Yes, no feedback given
How many attended: 10 participants: 2 PTA, 4 OTR/L, 4 PT
Did you mention MoReIce clinical support, LiteGait social media, Presenter series webinars – especially free tips and tricks every quarter, free LiteGait user forum and Facebook Page? Yes, I encouraged the staff to sign up to read and post questions and also discussed online webinars and journal clubs for continuing education credits. I also let them know they could ask for clinical support whenever needed as there is a PT on staff who can answer questions.
Harness/LiteGait Equipment Training: I reviewed the parts of their original LiteGait model set at 350 lb. weight limit. I reviewed their device with this group as several individuals had not used the LiteGait before. I started with respect to the casters (brakes on 1 side and unidirectional on the other side); how to move the LiteGait on and off the treadmill (pushing brake side towards steer side to prevent casters from hitting the treadmill); the handlebars and removing it along with tightening the knobs – educated to not overtighten the knobs to not strip the screw; how to charge the unit; the hand controls with respect to moving both actuators up and down; the FlexAble and how is it used for patients walking at faster speeds versus a patient that requires more stability; the straps and how it connects into the harness and how to tighten and loosen them. They did have a Bisym scale that was not in function despite charging it and trying to reset it.
I demonstrated correct harness placement in standing with staff discussing need to open up and size the harness for the patient to half their girth. Given they have older harnesses they will need to size the harness before placement, however, suggested they get the newer updated harnesses that improve ease of application and don’t require sizing. I positioned the harness on a staff member and discussed bottom strap should be fitted at the level of the greater trochanter and the importance of tightening the groin piece and bottom 2 straps (2 finger width accommodation) to ensure good fit and prevent harness from riding up on the individual. One therapist was set up in the LiteGait and did overground walking and walking on the treadmill.
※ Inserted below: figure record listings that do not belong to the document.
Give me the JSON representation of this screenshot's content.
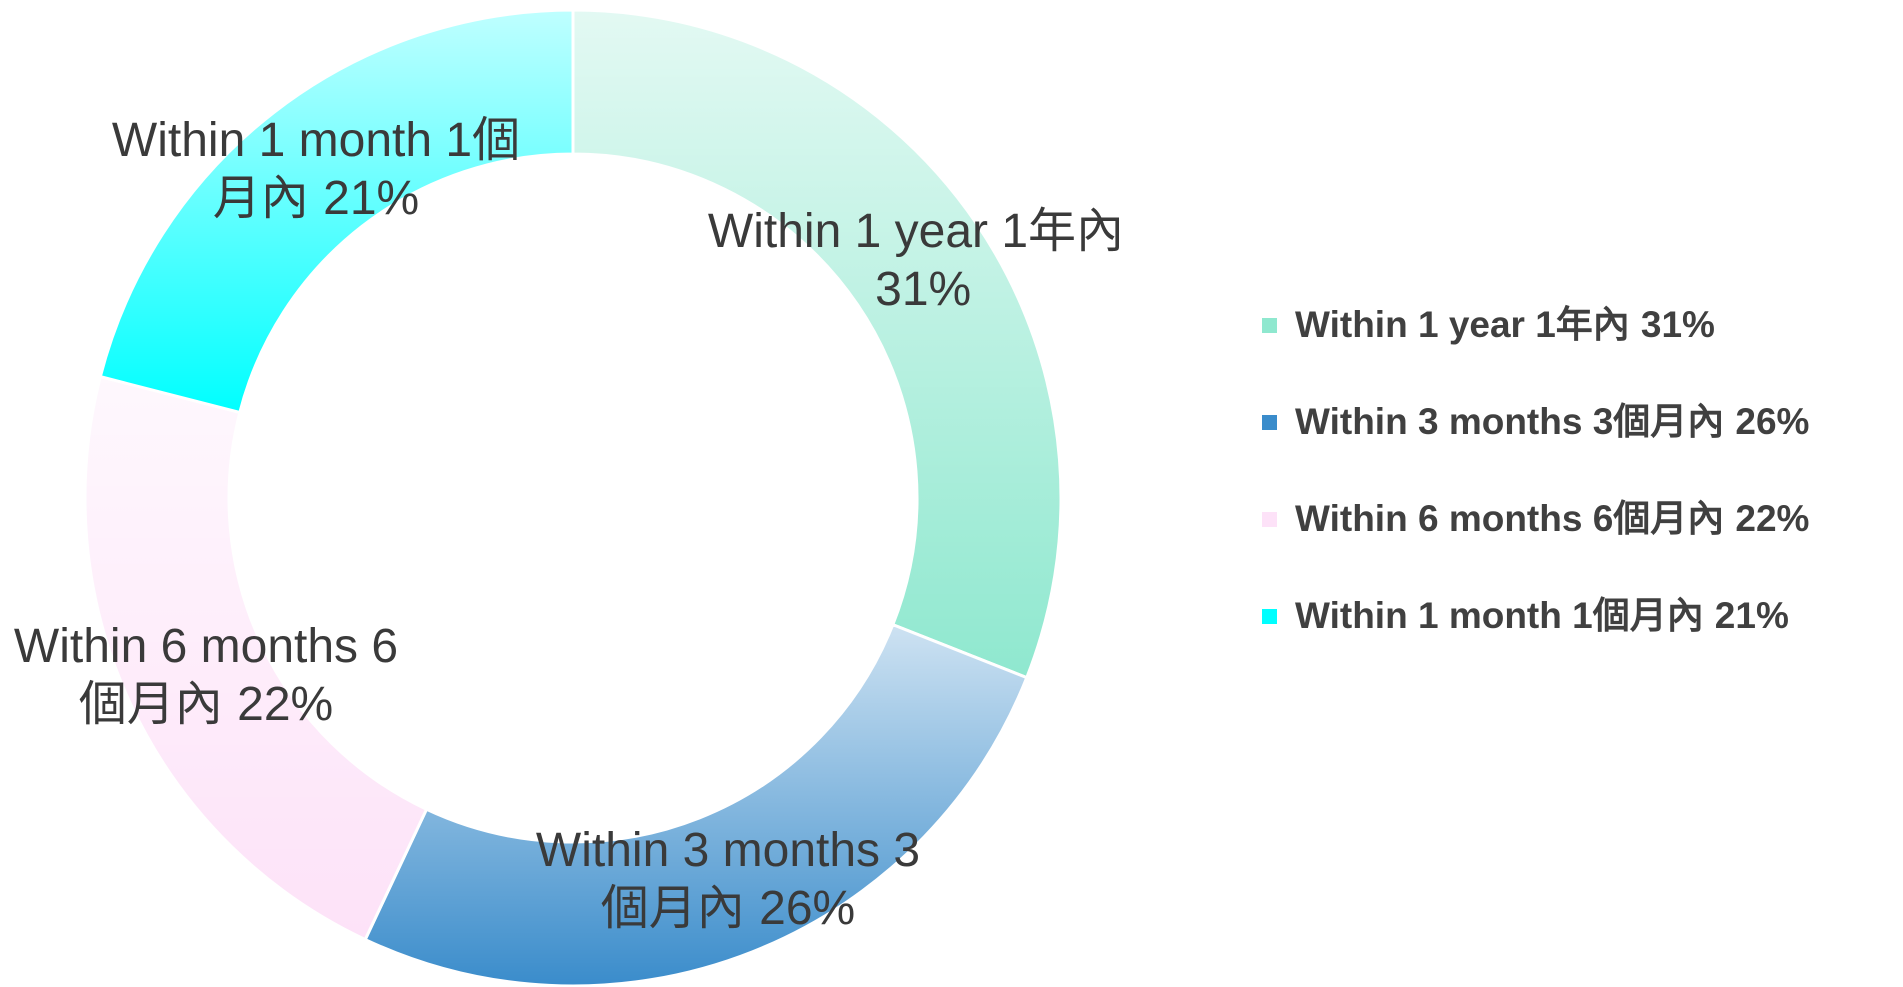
{
  "chart_data": {
    "type": "donut",
    "categories": [
      "Within 1 year 1年內",
      "Within 3 months 3個月內",
      "Within 6 months 6個月內",
      "Within 1 month 1個月內"
    ],
    "values": [
      31,
      26,
      22,
      21
    ],
    "value_labels": [
      "31%",
      "26%",
      "22%",
      "21%"
    ],
    "colors": [
      "#8fe8cf",
      "#3a8ccb",
      "#fde2f8",
      "#00ffff"
    ],
    "legend": "right"
  }
}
I also demonstrated application of the harness in supine on one of the participants. I discussed the importance of checking the harness fit from the front and the back after rolling and placement of the groin piece to make sure it is not rotated.
Given there were no patients for the training we practiced various scenarios of how to assist someone who is more dependent with sit to stand to requiring about moderate assist using the LiteGait system from the mat table.
They also practiced adjustment of the straps to re-align a posture from a forward trunk lean to a side trunk lean.
Given the OTs in the group we talked about ways to incorporate the device with functional ADL tasks with respect to raising the yoke for more freedom of movement and also turning someone around in standing so they can face outward to work on various activities.
Patient Trainings: They were unable to get any patients for this training.
Problems or Concerns Encountered with Patients: None
Champions: No specific champion today, however, Karissa encouraged the group to utilize the equipment each day for more hands on practice.
Recommendations: I suggested signing up for webinars and clinical applications and how to post questions on litegait.org if needed. I suggested they might be interested in leg straps for those that can’t tolerate the groin piece and also to get the newer, wipeable harnesses.
What was the BEST question/remark/feedback you got during this training? The staff felt more comfortable with the equipment and with set up of the harnesses. They also appreciated the ideas of how to use the equipment with both lower level and higher level patients.